You’ve made the choice to stay, now what?
No longer searching for your utopia, no longer trying to find a place that likely doesn’t exist, you’ve decided to stay in one place, at least for a bit. Get comfortable. Make wherever you are a place you’d like to inhabit. Make it your own, and add things to it that make sense for your current worldview. Have a few things that inspire you, or have nothing at all. Have bare walls. My walls are bare almost a year into my lease, resulting from a mixture of laziness and personal preference. I’ve come to appreciate the color of the walls, and I feel no need to hang anything I have. Maybe I’ll hang something up in the months to come, but today won’t be that day.
I’ve been here for the better part of a year, and there’s a sense of comfort, of liking where I am. It’s enough to make me sign on for another year, but I don’t know what happens after that. In a way, it’s not important. I’ll figure it out when I get there, whether or not it’s worth re-upping for a third year. I’m doing my best not to get ahead of myself. I know that right now, I like this apartment, that I’m happy in it, that it’s become a place that feels like home. I don’t dread coming back to it, so I guess it’s not a bad place to spend a little time.
I’ve always been the type of person to say things like, “I’ll only stay in this city for X amount of years.” It’s a way of giving myself the illusion of control, as if I’m actually steering this thing, when I know very well that I’m not. It’s a way of allowing myself some time to grow in a new place, without getting in too deep. New York was never going to be a long-term thing, but I realize now, as I write this very sentence, that that’s only because I told myself it wasn’t going to be a long-term thing. It seemed like my anxiety would never be able to handle a longer commitment, but maybe I should have gone into it with the mindset of, “I’ll live here until it stops making sense.”

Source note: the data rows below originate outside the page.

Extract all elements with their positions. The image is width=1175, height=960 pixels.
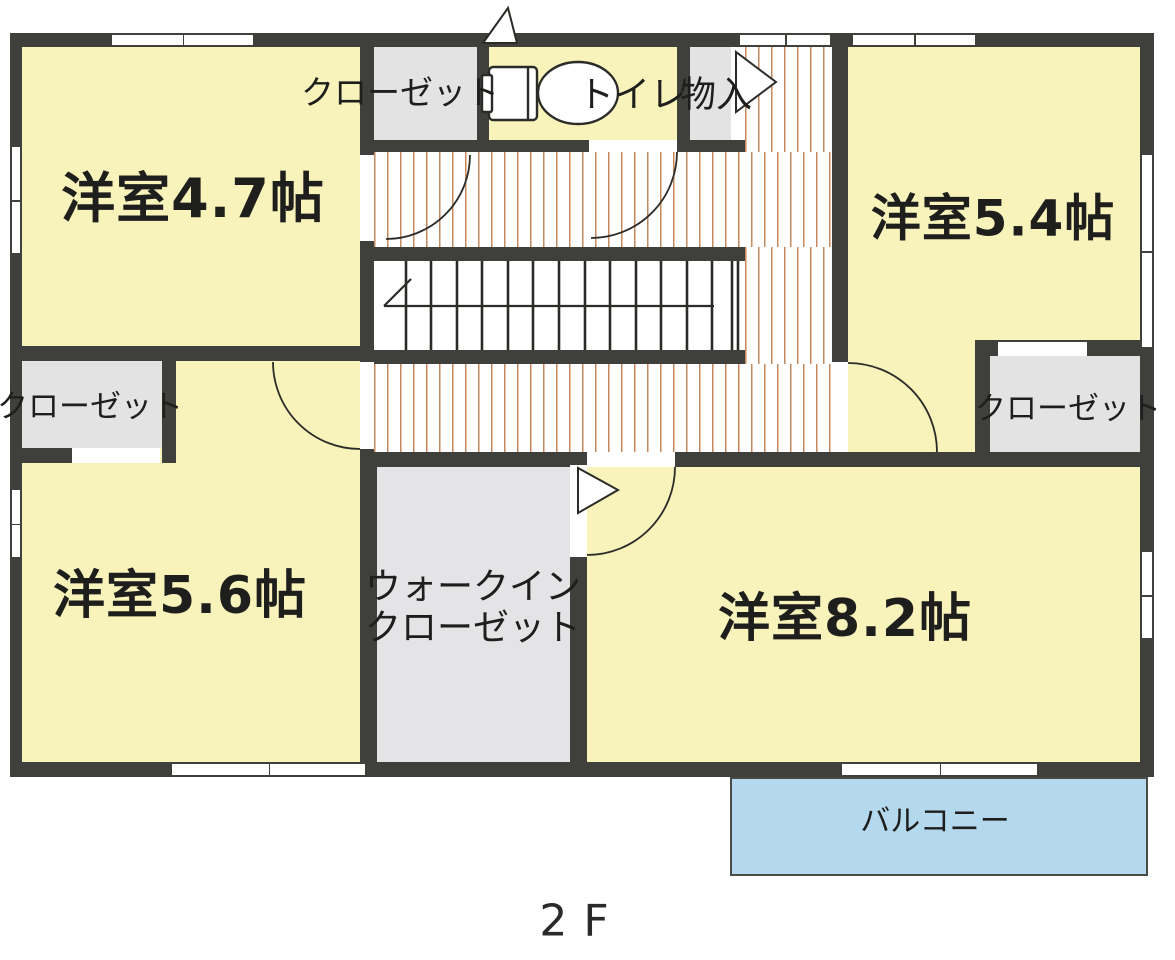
wall-toilet-bottom: [374, 140, 745, 152]
door-gap-room82: [587, 452, 675, 467]
wall-center-horizontal: [360, 452, 1154, 467]
wall-closet-left-bottom: [22, 448, 72, 463]
door-gap-toilet: [589, 140, 677, 152]
door-gap-room47: [360, 155, 374, 241]
window-top-hall: [740, 33, 830, 47]
closet-top-label: クローゼット: [301, 74, 499, 112]
hallway-right-mid: [745, 247, 832, 364]
door-gap-closet-left: [72, 448, 160, 463]
toilet-label: トイレ: [578, 74, 686, 115]
door-gap-room54: [832, 362, 848, 452]
door-gap-closet-right: [998, 342, 1087, 356]
room-47-label: 洋室4.7帖: [61, 168, 325, 230]
floor-title: 2F: [539, 897, 624, 948]
wall-stairs-bottom: [368, 350, 745, 364]
closet-right-label: クローゼット: [975, 392, 1161, 428]
stairwell-floor: [374, 261, 745, 350]
window-top-room47: [112, 33, 253, 47]
window-right-room54: [1140, 155, 1154, 347]
walk-in-closet-label: ウォークイン クローゼット: [365, 567, 581, 650]
window-left-room56: [10, 490, 22, 557]
room-82-label: 洋室8.2帖: [718, 590, 972, 650]
walk-in-closet-label-line1: ウォークイン: [365, 567, 581, 608]
closet-left-label: クローゼット: [0, 390, 183, 426]
window-left-room47: [10, 147, 22, 253]
window-bottom-room82: [842, 762, 1037, 777]
window-bottom-room56: [172, 762, 365, 777]
storage-label: 物入: [680, 74, 752, 115]
floor-plan-canvas: 洋室4.7帖 洋室5.4帖 洋室5.6帖 洋室8.2帖 クローゼット トイレ 物…: [0, 0, 1175, 960]
window-top-room54: [853, 33, 975, 47]
hallway-lower: [374, 364, 832, 452]
wall-stairs-top: [368, 247, 745, 261]
hallway-right-top: [745, 47, 832, 152]
wall-room47-bottom: [10, 346, 374, 361]
hallway-upper: [374, 152, 832, 247]
walk-in-closet-label-line2: クローゼット: [365, 608, 581, 649]
room-56-label: 洋室5.6帖: [53, 567, 307, 627]
wall-hall-room54: [832, 47, 848, 362]
balcony-label: バルコニー: [860, 805, 1009, 840]
room-54-label: 洋室5.4帖: [871, 190, 1116, 248]
window-right-room82: [1140, 552, 1154, 638]
door-gap-room56: [360, 362, 374, 449]
door-gap-wic: [570, 465, 587, 557]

It wasn’t part of my plan, but I did live there until it stopped making sense, even if my mind was saying something completely different. I made an effort, however half-hearted it was, to try and find a job after graduation. I hung around until December, giving myself some time to try and make it work, but it never did. At the beginning of January, I left because I was tapped out. There didn’t seem to be any other option.
I don’t know what I would have done if I had been offered a job, a job that I wanted. That choice was never presented to me, but I would have struggled with it. To me, getting a job, locking myself in for another one to two years, that was unthinkable. I didn’t want to completely bury myself in a city that I always saw as aspirational. I wanted to belong, but I never felt like I was enough for it. I didn’t measure up to everyone else I knew. When I packed up my car and left, I felt like the city was telling me that I’d had my fun, but now it was time to get serious about life, just not there.
—-
We like to control our worlds, our situations. We say things like, “I’m going to stay for a few years,” or, “I can’t wait to get out,” or, “I’m leaving.” Rather than fully grasping our reality and current circumstances, and what kind of action they dictate, we decide for ourselves what our reality is going to be. We call the shots, and we call them whenever we feel like it, even if the decision doesn’t make sense. There’s something to be said for putting an idea out into the universe and hoping that it’ll come to fruition, but our actions and our words don’t always line up.
Sometimes we move somewhere with the intention of staying for a year or two, and this mindset can backfire. When you know something isn’t going to last, you don’t always invest yourself fully because you don’t want to make the dissolution any more difficult than it has to be. There’s no sense in building something up when you know you’re going to walk away from it. As a result, you don’t establish a core group of friends, and you don’t work at making your current location more warm and inviting.
It’s hard to be patient, but as someone once told me, you should never wish time away. There may be certain things you’re waiting on, things you want to hear about, or some situation you’re hoping that will resolve itself, but life really gets good when you start to appreciate whatever it is that’s around you. Living every day is difficult. We like to plan ahead, plan things that excite us and give us something to look forward to. When we do that, sometimes we sleepwalk through the weeks, and maybe we experience moments of brightness, but much of the time, we never shift out of neutral.
Staying can be just as difficult as the decision to go. Stay until it stops making sense. When you don’t impose a deadline, you give yourself the option, the chance to exist in a situation naturally. You go out and forge friendships, friendships that could be with you the rest of your life. You get involved in things, things you may be involved with for years to come. There’s so much to enjoy, even if it’s all constantly changing. Not a single year of my existence has been like any other, and yet, I’m appreciating all the new things that are coming my way. Give yourself the chance to stay, and see what happens. You may never want to leave. Thanks for reading.